The Female Side of the Family

I have recommended a particular book to many women with whom I have counseled. The title of the book is “Captivating” by Staci and John Eldredge. If you haven’t read it, I highly recommend it. It is the book that can truly help a woman see herself as God sees her and to understand how much God loves her.

Last year one of the young ladies that read the book at my suggestion came to me after she finished and said, “You know that chapter ‘Mothers, Daughters, Sisters?’ I was praying and felt like God said to me ‘This is Edwina.’ He didn’t elaborate and she didn’t have anything to add except she thought I should re-read the chapter. So I read it again and a third time. As I came upon a statement that made me stop and think, I would journal about it.

Today’s blog is about this chapter. All quotes from the book are in italics and all credit is given to Staci and John Eldredge.

One of the statements that struck a chord with me was “all mothers fail their children to varying degrees.” Ouch. There have been so many times that I’ve said “I’m a failure as a mother” or “I’m a lousy mother” or words to that effect. In fact, I’ve said that so many times to my darling husband that he has gotten really upset with me. I realize, of course, that no mother is perfect. I suspect that even Mary, mother of Jesus, had her moments, although the Catholics would probably disagree with me on that one.

In this statement, “all mothers fail their children to varying degrees” what is the definition of “fail?” To not live up to our expectations of ourselves as mothers? Or to the world’s expectations? Is it to not live up to our mother’s expectations of how we should raise our daughters? Does failure mean to not “be there” when our children need us? Who determines if we are failing? Who makes the rules? Us? Our mothers? Society? God? Failure – is it not one thing to one person and something totally different to another?

The easiest answer to all of these questions is to not ask the questions and just let the statement “all mothers fail their children to varying degrees” stand. Don’t analyze it – just accept it. But that’s not enough for me.

Perhaps the key is the term I’ve not questioned “varying degrees.” For example, suppose a mother has to work on the day her 8 year old daughter is debuting in the school play. Normally, the mother is able to attend all of her daughter’s functions; however, this time she was not able to be away from her job during the time of the play. Will the daughter be disappointed? Probably. Will she be emotionally damaged for life? Probably not. This one incident should not damage the child emotionally for the rest of her life. The mother, on the other hand, will probably feel like a failure but the daughter will not look at it that way.

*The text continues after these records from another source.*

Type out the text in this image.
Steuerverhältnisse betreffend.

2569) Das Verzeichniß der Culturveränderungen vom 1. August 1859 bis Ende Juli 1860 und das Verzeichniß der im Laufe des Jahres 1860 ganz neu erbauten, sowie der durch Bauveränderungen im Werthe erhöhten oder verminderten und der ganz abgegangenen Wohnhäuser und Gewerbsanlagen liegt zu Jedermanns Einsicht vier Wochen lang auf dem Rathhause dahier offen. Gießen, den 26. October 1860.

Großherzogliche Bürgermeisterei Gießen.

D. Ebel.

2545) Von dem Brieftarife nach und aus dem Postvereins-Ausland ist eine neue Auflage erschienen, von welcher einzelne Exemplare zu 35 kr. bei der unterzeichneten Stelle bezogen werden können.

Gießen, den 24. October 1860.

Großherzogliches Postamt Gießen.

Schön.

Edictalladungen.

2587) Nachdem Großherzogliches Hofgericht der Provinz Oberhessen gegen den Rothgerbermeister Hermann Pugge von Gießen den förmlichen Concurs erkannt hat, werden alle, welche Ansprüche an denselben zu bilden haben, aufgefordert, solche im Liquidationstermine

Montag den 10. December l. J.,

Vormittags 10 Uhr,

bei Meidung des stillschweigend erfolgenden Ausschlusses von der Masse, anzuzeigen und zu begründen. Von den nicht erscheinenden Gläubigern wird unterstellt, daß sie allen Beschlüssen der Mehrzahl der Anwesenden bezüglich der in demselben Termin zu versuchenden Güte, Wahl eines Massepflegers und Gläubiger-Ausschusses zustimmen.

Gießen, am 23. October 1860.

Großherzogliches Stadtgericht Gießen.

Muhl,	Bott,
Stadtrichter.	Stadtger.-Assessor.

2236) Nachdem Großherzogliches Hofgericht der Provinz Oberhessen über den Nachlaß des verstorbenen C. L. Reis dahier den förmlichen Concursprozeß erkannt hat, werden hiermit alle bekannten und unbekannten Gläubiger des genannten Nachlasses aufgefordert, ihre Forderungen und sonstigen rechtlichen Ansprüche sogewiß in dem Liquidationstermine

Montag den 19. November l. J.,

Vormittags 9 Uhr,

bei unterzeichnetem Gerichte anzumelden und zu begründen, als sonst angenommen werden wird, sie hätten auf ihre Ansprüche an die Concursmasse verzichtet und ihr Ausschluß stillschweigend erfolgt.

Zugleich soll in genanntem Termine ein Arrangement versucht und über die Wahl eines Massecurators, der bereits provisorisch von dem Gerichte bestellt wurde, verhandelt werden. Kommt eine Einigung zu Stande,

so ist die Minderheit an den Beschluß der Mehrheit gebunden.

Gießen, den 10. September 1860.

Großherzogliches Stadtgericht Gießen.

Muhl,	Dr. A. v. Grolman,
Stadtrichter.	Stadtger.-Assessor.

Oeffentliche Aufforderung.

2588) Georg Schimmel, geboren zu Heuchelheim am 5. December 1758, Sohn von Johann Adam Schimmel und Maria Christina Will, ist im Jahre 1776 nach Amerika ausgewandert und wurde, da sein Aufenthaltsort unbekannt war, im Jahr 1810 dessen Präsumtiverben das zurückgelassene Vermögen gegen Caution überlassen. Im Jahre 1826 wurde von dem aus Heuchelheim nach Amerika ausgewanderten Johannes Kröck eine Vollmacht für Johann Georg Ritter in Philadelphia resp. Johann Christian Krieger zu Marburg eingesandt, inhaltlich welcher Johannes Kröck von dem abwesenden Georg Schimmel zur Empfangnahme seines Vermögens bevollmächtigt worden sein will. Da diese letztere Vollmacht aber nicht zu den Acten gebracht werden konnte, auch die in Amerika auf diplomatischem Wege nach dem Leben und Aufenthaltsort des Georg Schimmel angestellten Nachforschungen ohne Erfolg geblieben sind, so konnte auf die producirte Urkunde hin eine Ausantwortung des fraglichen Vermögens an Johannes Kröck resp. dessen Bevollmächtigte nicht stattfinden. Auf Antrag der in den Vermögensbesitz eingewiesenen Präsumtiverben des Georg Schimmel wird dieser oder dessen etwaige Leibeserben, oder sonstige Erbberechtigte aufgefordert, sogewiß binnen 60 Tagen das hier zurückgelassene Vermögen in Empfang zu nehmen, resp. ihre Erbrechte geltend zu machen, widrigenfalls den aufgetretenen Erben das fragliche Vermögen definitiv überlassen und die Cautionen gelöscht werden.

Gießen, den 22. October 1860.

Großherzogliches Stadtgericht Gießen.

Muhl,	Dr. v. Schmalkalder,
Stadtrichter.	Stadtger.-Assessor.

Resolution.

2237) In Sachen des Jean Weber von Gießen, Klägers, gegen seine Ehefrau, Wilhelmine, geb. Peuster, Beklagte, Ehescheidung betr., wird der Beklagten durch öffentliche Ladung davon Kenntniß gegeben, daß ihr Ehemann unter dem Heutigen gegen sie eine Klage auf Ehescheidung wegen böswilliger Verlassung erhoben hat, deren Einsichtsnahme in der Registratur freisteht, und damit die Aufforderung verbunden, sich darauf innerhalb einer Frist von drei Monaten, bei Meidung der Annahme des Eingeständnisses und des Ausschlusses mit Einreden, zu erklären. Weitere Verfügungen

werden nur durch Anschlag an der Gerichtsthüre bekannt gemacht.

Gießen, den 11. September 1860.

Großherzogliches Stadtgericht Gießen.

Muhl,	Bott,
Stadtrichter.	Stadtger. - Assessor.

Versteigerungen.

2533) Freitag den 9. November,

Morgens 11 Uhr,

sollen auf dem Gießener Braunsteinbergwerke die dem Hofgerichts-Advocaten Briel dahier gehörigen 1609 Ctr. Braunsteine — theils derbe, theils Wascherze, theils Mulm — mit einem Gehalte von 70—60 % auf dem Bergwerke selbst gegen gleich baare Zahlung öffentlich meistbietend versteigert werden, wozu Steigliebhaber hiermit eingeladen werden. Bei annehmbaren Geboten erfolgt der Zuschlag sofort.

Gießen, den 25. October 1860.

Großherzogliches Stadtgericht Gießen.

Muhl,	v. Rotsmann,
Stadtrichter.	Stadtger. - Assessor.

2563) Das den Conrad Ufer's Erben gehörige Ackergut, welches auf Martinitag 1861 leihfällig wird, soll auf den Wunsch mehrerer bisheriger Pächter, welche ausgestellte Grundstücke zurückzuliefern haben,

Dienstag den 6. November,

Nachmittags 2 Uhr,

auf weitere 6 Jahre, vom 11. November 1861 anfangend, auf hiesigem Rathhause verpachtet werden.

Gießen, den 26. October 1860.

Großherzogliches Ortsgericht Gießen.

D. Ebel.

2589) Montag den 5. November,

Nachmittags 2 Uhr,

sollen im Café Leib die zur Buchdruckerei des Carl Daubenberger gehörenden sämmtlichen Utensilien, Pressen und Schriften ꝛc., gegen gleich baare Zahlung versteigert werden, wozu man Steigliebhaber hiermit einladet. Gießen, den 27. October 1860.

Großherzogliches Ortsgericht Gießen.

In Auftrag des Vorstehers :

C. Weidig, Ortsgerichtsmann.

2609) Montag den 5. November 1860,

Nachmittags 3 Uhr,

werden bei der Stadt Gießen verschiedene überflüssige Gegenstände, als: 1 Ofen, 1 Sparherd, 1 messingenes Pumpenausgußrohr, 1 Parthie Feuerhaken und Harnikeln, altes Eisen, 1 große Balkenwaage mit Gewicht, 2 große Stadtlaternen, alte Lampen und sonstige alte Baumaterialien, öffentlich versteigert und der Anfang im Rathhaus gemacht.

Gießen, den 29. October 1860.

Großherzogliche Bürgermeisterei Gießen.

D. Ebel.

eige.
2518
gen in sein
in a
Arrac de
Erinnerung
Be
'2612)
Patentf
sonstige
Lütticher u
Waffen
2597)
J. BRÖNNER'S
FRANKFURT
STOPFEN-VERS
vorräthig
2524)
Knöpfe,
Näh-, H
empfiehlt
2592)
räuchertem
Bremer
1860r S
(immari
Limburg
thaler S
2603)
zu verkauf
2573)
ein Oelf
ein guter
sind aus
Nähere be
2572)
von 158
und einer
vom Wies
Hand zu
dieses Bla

Suppose another mother never goes to any of her daughter’s school functions, is rarely at home and when she is, she doesn’t pay much attention to her daughter and never tells her that she loves her. Will her daughter be hurt? Yes. Will she be emotionally damaged for life? Yes, without a doubt.

So here is the crux of the matter: we are going to fail our children – no question about it. It doesn’t mean we are failures. It doesn’t mean we don’t love our children. It means we are human. When we fail our children, it means we have made a mistake. It doesn’t mean we aren’t doing the best we know how to do. It means that’s all we know to do.

I don’t think any mother sets out to deliberately fail her children. But there will be times when we do fail them. That’s when we go to them and tell them “I’m sorry. I didn’t mean to fail you.” Apologizing will accomplish three things: 1) it will diffuse their anger; 2) it will help to heal any wounds our failure caused; and 3) it will bridge the gap between us and our children.

Are we failures as mothers? No. Will we fail our children at some point in their life? Yes. God has called each of us to be ministers of reconciliation. And that ministry should start at home. With our children.